I know a lot of people that use Synology and are happy with them. I understand some people just want something simple, compact, and relatively low energy to store lots of data. It sounds like your use-case, and this is perfect for that use-case.
My previous NAS was almost as compact (U-NAS 810a case), also 8 bay, had dual 10gbit NICs, onboard LSI3008 for the 8 disks, a SAS3 16i HBA to connect external JBODs, 64gb of ECC RAM, a server-grade motherboard with IPMI, and a Xeon with iGPU (sufficient for transcoding 4k remuxes), and despite buying it ~5-6 years ago -- still came out cheaper than the Synology listed. I literally just finished a new 'NAS' (more server) and for the same cost as the Synology in the article, I got a 64-core EPYC, 512gb RAM, and another server-grade motherboard.

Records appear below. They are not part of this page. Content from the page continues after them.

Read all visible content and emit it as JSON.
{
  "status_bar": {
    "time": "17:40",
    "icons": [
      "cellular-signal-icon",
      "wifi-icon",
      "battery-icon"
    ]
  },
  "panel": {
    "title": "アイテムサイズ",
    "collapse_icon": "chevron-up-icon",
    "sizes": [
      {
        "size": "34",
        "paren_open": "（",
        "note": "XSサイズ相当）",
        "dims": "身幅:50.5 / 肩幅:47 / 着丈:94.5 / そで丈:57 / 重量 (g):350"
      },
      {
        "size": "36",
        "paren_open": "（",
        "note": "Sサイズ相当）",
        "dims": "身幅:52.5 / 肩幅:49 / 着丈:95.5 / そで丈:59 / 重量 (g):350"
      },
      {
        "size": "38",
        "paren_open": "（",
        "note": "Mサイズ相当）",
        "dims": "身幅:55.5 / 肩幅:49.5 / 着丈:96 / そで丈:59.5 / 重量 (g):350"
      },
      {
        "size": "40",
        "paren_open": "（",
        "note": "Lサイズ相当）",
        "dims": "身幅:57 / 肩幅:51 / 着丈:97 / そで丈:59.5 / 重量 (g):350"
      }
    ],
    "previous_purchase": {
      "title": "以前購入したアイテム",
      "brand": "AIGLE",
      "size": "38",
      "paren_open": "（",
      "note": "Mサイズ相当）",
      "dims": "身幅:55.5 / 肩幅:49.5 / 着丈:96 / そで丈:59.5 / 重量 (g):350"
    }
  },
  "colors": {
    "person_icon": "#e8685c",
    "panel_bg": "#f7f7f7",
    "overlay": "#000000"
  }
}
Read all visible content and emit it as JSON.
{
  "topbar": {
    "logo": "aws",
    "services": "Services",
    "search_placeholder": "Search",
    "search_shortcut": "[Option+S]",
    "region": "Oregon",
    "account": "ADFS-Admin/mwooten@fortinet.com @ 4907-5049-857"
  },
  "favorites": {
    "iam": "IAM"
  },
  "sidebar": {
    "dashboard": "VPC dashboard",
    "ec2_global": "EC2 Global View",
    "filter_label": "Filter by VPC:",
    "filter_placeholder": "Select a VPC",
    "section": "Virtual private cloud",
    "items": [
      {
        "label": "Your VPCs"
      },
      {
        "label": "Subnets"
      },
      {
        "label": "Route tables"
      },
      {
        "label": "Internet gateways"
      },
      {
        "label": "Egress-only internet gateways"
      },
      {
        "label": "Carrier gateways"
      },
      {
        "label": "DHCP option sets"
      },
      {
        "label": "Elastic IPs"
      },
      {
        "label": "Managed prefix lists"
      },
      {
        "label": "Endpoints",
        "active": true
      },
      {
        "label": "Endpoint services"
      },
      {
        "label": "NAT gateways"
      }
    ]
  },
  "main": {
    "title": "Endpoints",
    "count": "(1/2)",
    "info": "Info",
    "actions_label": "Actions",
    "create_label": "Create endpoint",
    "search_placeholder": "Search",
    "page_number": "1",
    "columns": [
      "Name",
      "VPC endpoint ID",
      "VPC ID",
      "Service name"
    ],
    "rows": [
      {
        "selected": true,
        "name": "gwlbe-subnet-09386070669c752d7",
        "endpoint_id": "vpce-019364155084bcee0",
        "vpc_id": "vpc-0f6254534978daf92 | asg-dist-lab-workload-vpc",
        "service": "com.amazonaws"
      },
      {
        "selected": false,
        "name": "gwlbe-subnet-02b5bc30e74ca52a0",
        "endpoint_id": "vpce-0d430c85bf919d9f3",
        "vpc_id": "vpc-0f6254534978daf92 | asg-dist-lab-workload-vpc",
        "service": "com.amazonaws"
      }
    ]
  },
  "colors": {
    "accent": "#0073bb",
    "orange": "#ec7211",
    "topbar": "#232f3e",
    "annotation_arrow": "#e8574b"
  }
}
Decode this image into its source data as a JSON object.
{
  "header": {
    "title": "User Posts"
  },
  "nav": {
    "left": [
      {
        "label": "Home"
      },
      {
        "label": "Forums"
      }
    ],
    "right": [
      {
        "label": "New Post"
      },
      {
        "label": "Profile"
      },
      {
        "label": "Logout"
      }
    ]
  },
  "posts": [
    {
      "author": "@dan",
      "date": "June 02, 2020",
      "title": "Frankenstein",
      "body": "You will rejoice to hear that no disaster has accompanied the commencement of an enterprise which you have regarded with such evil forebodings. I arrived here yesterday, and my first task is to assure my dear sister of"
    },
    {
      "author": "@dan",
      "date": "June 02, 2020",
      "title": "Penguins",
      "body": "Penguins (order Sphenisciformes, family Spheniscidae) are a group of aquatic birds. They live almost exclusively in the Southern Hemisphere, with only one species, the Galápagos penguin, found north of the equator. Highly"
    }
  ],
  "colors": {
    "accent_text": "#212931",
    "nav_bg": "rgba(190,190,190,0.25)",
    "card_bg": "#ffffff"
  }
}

$650 for a single 'Synology' hard-drive is insane. It sounds like they give you the option to use other hard-drives, but to put things in perspective I typically buy 16tb for $160 and 18tb for $180. They are manufacturer-recertified drives, but I've had 0 failures out of >24 recerts over the past year, and depending on vendor the warranty ranges from 2-5 years.
I use TrueNAS, but typically recommend Unraid to others since it's a bit more flexible with expansion. I was surprised that your first NAS was FreeNAS, then you moved to Synology, since if you had the slightly-higher level of skill and effort required for FreeNAS -- you could have handled it a second time.
I think most people would have been more interested in an article about how to build a low-cost Unraid or similar NAS.